Thursday, 4 February 2016

Unsettling Disembodied Ambiance: Spektr - The Art To Disappear (2016)

Spektr - The Art to Disappear

It's fitting that France - the symbolic centre of western free-thinking and experimentation - keeps churning out some of the most unconventional and exciting extreme metal. Spektr are one such band with their use  of unsettling industrial ambiance that echoes against walls dripping with sharp and detailed black-metal aggression and atmosphere. The strength of The Art To Disappear comes from its ability to merge the sparse and cloying unnatural qualities with a forthright black-metal fury. To quote from their Bandcamp page:
 'SPEKTR is a myserious French Black Metal duo, known for their experimental and mind-altering approach to extreme music.
The band takes delight in delivering an infinitely dark, at times psychotic aura, and transmuting the Black Metal reins into a loose form. Shrouded in a veil of vocalless, industrial and ambient-infected secrecy, the duo's music stands as a metaphore for a trip into the unconfortable uknown.'


The Art to Disappear is entirely instrumental with the odd spoken-word sample drifting in from the dark. On the whole the album relies on a rich array of unconventional sounds and musical progressions. It's an album that demands complete attention otherwise it will wash away in to the background; in my opinion this is not a weakness, it has lots of subtleties that slither with a quiet assurance, subtleties that collide with spurts of furious black-metal noise. 

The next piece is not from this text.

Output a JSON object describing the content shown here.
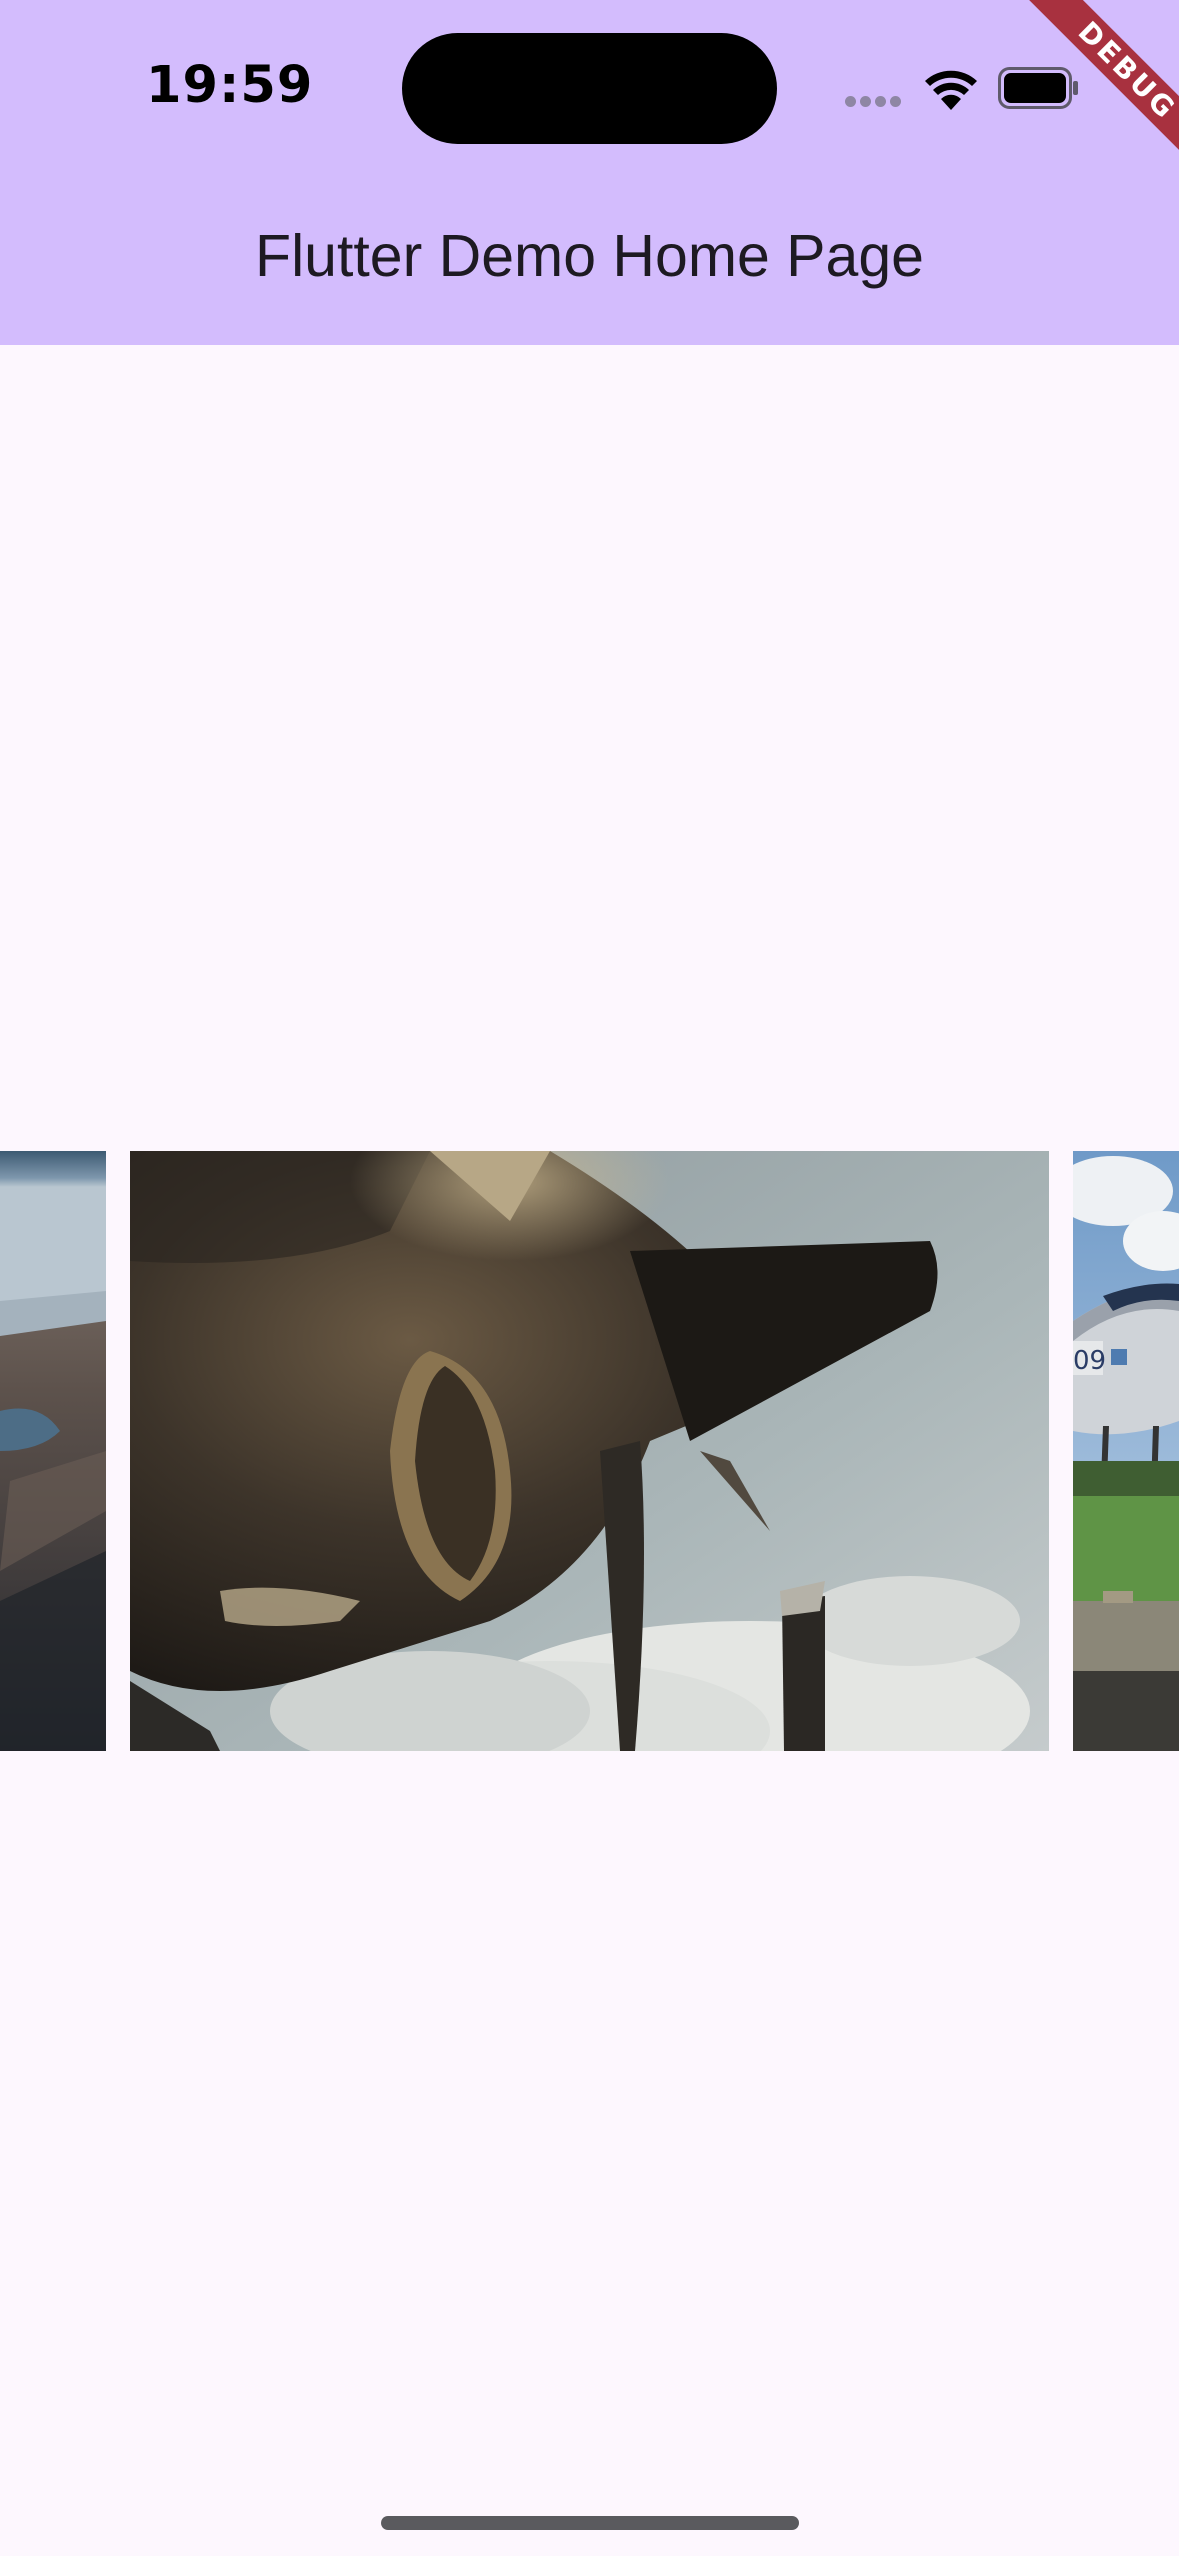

The ambient sections are regular and haunting; disembodied spoken word sections crawl from churning industrial noises. 'Kill Again', for example, is a nightmarish interlude made up of sharp synthetic noises and glitching pockets of vocals that repeat and throb. The ambient passages really do create a sense of unease. 'The Day Will Definitely Come' begins with a hollow distant sound before a robotic grating scrapes through; at 2.24 it stops, drowned by a low two-tone buzzing sound which is soon drowned by piston-fast double-bass drumming. There is a lot going on, a lot of stopping-and-starting, frequent changes in sound and speed; it does work to create an unsettling and unstable environment, and although it may annoy some, I think its fragmented quality is an interesting and powerful tool. There is a fine line between complete disconnection between sections, but The Art To Disappear manages to maintain a thin sense of fluidity that spawns from the repetition of particular sounds, tropes and riffs - brief some may be - that reoccur throughout.

Spektr - Photo


Riff-wise the album is very interesting. Dissonant, almost toneless, feedback and echoing makes way for semi-conventional riffing. The guitars in 'Through the Darkness of Future Past', similar to recent Inquisition, have a wavering vibrato; 'From the Terrifying to the Fascinating' has a Deathspell Omega feel riff-wise - atonal, occasionally spastic - before completely transcending the realms of extreme-metal. The song morphs in to down-tempo electronic section reminiscent of  Massive Attack's hypnotic trip-hopAngular riffs storm in again, merged with what sounds like giant industrial bellows expelling air. 


The ten-minute closing track, 'The Art to Disappear', is what it all seems to have built up to. It begins with flowing jazz-like solo drumming and psychedelic reverberations much like the dark tones of The Kilimanjaro Darkjazz Enzemble. The guitars and bass come in at 1.25 as cymbals crash in a mid-paced groove and as the bass throbs. The drumming grows more frenetic as the song enters its black-thrash phase, they have a synthetic industrial quality and like a frantic press they pummel holes through the intense spurts of the album. The riffs remind me a lot of Blut Aus Nord's sound on Memoira Vetusta, in that it has a similar melodic diversity and atmospheric scope. At 4.30 the song goes silent as a voice crackles above a drum groove, saying: 'we have seen illusion and reality begin to overlap and fuse. The line between them begins to disappear'.

The whole thing is a surreal trip, a dreamlike out-of-body experience where nothing seems natural or real, where nothing is solid and definite; it's a diverse and richly textured sci-fi horror world where consciousness seems to have detached from the body. The album fades out to nothing as the voice continues to glitch and fragment and the drums stutter, it all seems a culmination to the process of disappearing. The Art To Disappear is an ambitious album that has been meticulously arranged and executed.